When the pan is hot, add a swirl of olive oil.
Add the chicken breasts to the pan.
Sear the breasts until golden brown on both sides.
Reduce heat to low and cook another 5-10 minutes. Then turn off the heat and cover the pan. Let the chicken sit in the pan while you continue with the recipe. It will keep cooking and will become quite tender.
Fill a large pot with cold water and place over high heat. Season the water to taste like the ocean. This will take a good tablespoon of kosher or sea salt, or less iodized table salt (a product you shouldn't own, anyway).
Put a teaspoon of rosemary in the mortar and give a few grinds with the pestle. You do not want to create a powder; you just want to break up any particularly hard or brittle pieces. If you are using fresh rosemary, chop it to the desired texture.
In a medium saucepan, heat the cream, milk, salt and rosemary over medium heat. Once the cream mixture reaches the boiling point, reduce the heat to very low and allow this mixture to cook for a few minutes. You want a little of the moisture to come off this, but don't let it boil. Once it thickens just a little, add the goat cheese in chunks.
Stir or whisk this into the sauce until melted and smooth. After a few more minutes of cooking, the sauce should coat the back of a spoon. When it does, turn it off and let sit.
Add the pasta to the seasoned water that is now at a roaring boil. Cook until al dente, usually 10-12 minutes. Drain, reserving 1/4 cup of the water in which the pasta was cooked. Return the pasta to the pot in which it was cooked.
Meanwhile, remove the cooked chicken breast to a cutting board. In the skillet you should have about 1/4 or 1/2 cup of pan juices. Turn the heat back up to high and reduce this down to a syrupy tablespoon. Deglaze the pan, scraping up any remaining bits, with the brandy. Reduce this for about 15-30 seconds and pour this dark, delicious and aromatic glaze into the cream mixture and whisk.

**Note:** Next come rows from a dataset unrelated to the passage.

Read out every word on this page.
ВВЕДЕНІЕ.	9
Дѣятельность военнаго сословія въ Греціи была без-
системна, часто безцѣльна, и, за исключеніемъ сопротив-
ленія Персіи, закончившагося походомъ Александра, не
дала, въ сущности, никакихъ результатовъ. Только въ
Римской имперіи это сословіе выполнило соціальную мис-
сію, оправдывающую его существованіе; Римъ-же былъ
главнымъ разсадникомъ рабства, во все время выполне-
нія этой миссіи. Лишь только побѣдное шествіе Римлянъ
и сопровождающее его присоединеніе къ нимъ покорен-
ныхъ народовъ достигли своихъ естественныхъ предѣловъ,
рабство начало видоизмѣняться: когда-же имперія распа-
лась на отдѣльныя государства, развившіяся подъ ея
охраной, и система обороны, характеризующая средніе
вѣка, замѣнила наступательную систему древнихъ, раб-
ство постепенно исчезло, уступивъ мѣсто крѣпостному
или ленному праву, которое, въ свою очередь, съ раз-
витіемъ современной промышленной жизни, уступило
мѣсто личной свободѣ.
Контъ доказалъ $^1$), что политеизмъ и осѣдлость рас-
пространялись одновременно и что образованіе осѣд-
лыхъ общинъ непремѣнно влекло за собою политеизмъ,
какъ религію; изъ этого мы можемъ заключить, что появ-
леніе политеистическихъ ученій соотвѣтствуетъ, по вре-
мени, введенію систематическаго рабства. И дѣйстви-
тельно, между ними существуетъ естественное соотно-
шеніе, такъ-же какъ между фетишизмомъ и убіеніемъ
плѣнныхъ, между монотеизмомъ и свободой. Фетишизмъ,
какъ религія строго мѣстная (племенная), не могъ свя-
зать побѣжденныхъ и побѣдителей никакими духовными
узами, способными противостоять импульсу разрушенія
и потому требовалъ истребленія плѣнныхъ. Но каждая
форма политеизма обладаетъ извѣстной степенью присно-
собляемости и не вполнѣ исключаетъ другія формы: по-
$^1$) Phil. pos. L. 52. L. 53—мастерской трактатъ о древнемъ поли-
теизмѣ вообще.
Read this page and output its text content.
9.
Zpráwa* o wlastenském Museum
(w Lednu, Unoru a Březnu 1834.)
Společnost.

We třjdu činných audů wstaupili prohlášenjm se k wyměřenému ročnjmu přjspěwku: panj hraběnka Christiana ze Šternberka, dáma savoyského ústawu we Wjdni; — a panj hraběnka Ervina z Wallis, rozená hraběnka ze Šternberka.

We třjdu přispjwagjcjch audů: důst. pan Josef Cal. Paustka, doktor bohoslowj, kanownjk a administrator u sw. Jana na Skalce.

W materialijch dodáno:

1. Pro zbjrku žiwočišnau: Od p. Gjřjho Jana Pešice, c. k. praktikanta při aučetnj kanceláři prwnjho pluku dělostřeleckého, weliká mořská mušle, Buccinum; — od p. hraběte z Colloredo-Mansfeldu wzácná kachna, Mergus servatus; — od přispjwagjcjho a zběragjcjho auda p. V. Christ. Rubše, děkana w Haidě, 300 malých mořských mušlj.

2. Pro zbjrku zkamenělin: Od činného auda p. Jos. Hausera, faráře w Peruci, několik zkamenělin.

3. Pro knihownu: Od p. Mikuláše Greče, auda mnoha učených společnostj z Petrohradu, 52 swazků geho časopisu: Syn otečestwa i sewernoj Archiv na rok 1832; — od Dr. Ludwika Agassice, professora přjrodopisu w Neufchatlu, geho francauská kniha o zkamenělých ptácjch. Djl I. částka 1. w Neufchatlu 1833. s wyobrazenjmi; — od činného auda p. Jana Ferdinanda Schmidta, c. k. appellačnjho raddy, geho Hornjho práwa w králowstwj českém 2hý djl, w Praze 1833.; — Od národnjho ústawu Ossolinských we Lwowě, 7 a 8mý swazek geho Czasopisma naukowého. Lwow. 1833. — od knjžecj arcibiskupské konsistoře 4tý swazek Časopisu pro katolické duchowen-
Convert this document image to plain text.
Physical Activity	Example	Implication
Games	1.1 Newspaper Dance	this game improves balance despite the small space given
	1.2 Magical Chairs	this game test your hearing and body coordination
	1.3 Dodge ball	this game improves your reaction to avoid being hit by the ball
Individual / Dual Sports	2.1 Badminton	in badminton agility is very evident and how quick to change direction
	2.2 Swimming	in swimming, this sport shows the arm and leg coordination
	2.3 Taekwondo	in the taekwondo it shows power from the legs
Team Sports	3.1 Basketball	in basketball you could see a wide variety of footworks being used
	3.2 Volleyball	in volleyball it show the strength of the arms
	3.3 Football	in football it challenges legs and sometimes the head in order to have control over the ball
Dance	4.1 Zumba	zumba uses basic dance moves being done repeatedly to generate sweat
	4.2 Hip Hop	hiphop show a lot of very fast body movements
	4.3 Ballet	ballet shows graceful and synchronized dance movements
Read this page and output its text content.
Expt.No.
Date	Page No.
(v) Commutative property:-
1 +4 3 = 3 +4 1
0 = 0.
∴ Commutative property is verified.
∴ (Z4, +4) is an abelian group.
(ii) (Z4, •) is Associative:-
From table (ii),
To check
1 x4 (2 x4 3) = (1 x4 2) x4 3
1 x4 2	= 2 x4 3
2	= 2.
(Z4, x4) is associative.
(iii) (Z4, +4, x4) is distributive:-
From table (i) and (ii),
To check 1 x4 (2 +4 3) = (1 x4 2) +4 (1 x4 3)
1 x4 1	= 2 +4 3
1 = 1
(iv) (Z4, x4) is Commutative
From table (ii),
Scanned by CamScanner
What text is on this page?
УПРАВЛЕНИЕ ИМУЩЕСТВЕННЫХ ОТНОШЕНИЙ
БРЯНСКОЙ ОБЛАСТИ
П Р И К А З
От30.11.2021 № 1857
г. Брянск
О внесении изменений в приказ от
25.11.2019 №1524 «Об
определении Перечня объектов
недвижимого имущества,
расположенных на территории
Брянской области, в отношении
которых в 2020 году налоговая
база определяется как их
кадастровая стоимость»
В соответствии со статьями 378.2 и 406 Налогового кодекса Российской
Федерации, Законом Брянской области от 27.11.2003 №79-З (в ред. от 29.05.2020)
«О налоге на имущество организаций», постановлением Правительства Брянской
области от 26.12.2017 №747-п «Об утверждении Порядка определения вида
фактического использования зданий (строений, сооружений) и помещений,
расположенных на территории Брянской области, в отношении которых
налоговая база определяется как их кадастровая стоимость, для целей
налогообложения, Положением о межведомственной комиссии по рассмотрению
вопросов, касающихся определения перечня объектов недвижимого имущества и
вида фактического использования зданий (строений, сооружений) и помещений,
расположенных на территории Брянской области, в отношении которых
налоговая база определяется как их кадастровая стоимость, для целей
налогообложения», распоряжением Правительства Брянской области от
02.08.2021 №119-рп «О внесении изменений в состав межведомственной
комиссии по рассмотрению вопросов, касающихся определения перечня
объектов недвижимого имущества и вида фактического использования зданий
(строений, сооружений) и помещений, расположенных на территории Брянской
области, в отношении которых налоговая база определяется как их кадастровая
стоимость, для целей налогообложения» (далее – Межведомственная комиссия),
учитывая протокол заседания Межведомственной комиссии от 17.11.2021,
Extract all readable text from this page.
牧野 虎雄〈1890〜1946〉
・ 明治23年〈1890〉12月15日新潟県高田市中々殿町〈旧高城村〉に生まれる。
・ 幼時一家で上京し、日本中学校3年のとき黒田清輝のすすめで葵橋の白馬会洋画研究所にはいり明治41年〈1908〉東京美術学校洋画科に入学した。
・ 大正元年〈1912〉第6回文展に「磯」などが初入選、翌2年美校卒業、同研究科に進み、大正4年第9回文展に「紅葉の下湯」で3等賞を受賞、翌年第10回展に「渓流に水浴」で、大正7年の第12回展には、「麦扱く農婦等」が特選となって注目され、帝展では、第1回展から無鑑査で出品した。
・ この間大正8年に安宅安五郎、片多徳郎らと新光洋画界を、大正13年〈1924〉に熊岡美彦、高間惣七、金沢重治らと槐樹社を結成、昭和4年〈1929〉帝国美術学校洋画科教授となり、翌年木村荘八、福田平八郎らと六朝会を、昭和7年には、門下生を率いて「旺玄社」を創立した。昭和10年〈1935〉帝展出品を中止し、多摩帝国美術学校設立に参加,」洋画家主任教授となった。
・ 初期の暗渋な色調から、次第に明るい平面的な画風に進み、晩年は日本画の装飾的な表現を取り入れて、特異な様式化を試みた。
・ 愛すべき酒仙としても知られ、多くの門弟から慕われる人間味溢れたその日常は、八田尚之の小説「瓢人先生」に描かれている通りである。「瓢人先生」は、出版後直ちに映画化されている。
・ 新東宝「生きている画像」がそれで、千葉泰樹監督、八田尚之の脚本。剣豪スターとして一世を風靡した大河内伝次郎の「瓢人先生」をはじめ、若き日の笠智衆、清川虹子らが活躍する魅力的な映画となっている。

Reheat the sauce on a low simmer. On a cutting board, slice the chicken breast into 1/4" slices.
Add the sliced chicken to the cream sauce and turn off the heat.
Dump the cheese sauce over the cooked and drained noodles. Gently turn over to coat the noodles well. The sauce will continue to thicken as this cools, especially once it is plated. So, don't worry that the sauce is too thin. If the sauce is too thick, use some of the reserved pasta water to thin it.
Plate in wide rim or cream soup bowls. Top with a little grated Parmesan, if you wish. Serve with dry wine, a salad and Lipitor.